After I regained my strength, I started to think: What was I going to do next? I knew I wasn’t alone as a person who had been through change. We all go through change. We all have thought at times “How did I get here?” I knew I always wanted to help people. I have a lot of business experience. I decided to create a 250-mile walk to raise funds for brain cancer research. I was looking for inspiration and a feeling of accomplishment. During that walk I spoke at schools and organizations and met people who were going through lots of different things in there lives. They found MY story to be an inspiration. Those people and that walk made me want to become a CAREER LIFE COACH. If you believe you can…YOU CAN! I wanted to spread that to others. It started when I was young and it continues. Many of my dreams have come true. I wanted to show others how to make their dreams happen.

Be positive. It’s important to have goals, and believe in yourself. Onward not backward. The past is the past.

Last thing: Recently I was purging old papers. I found an article about Life Coaching that I had cut out and saved in 2006 when I was researching what my next step on “my life’s road” would be.

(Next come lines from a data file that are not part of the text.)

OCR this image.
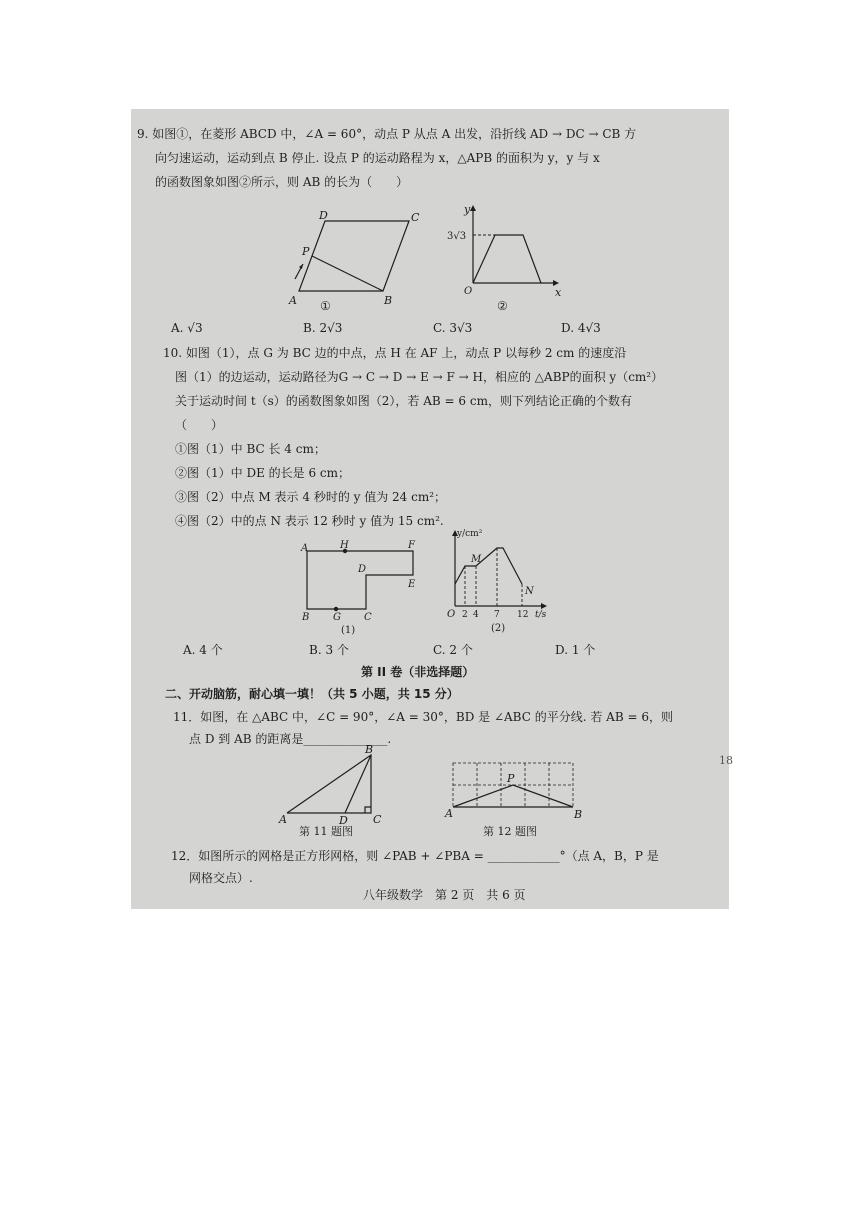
9. 如图①，在菱形 ABCD 中，∠A = 60°，动点 P 从点 A 出发，沿折线 AD → DC → CB 方
向匀速运动，运动到点 B 停止. 设点 P 的运动路程为 x，△APB 的面积为 y，y 与 x
的函数图象如图②所示，则 AB 的长为（　　）
A	B
C
D
P
①
y
x
O
3√3
②
A. √3	B. 2√3	C. 3√3	D. 4√3
10. 如图（1），点 G 为 BC 边的中点，点 H 在 AF 上，动点 P 以每秒 2 cm 的速度沿
图（1）的边运动，运动路径为G → C → D → E → F → H，相应的 △ABP的面积 y（cm²）
关于运动时间 t（s）的函数图象如图（2），若 AB = 6 cm，则下列结论正确的个数有
（　　）
①图（1）中 BC 长 4 cm；
②图（1）中 DE 的长是 6 cm；
③图（2）中点 M 表示 4 秒时的 y 值为 24 cm²；
④图（2）中的点 N 表示 12 秒时 y 值为 15 cm².
A	H	F
D
E
B G C
(1)
y/cm²
M
N
O 2 4 7 12 t/s
(2)
A. 4 个	B. 3 个	C. 2 个	D. 1 个
第 II 卷（非选择题）
二、开动脑筋，耐心填一填！（共 5 小题，共 15 分）
11．如图，在 △ABC 中，∠C = 90°，∠A = 30°，BD 是 ∠ABC 的平分线. 若 AB = 6，则
点 D 到 AB 的距离是______________.
A
B
C
D
第 11 题图
A	B
P
第 12 题图
12．如图所示的网格是正方形网格，则 ∠PAB + ∠PBA = ____________°（点 A，B，P 是
网格交点）.
八年级数学　第 2 页　共 6 页
18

I had no idea at that point what things would follow. I didn’t know about my illness, or the walk I’d be taking. I had no idea that I’d actually become a Life Coach. To me, finding that article eight years later is a confirmation that my becoming a Life Coach was meant to be…my helping people find their dream career is meant to be.

Be positive. It’s important to have goals, and believe in yourself. Onward not backward. The past is the past. Remember your dreams! You can make them come true!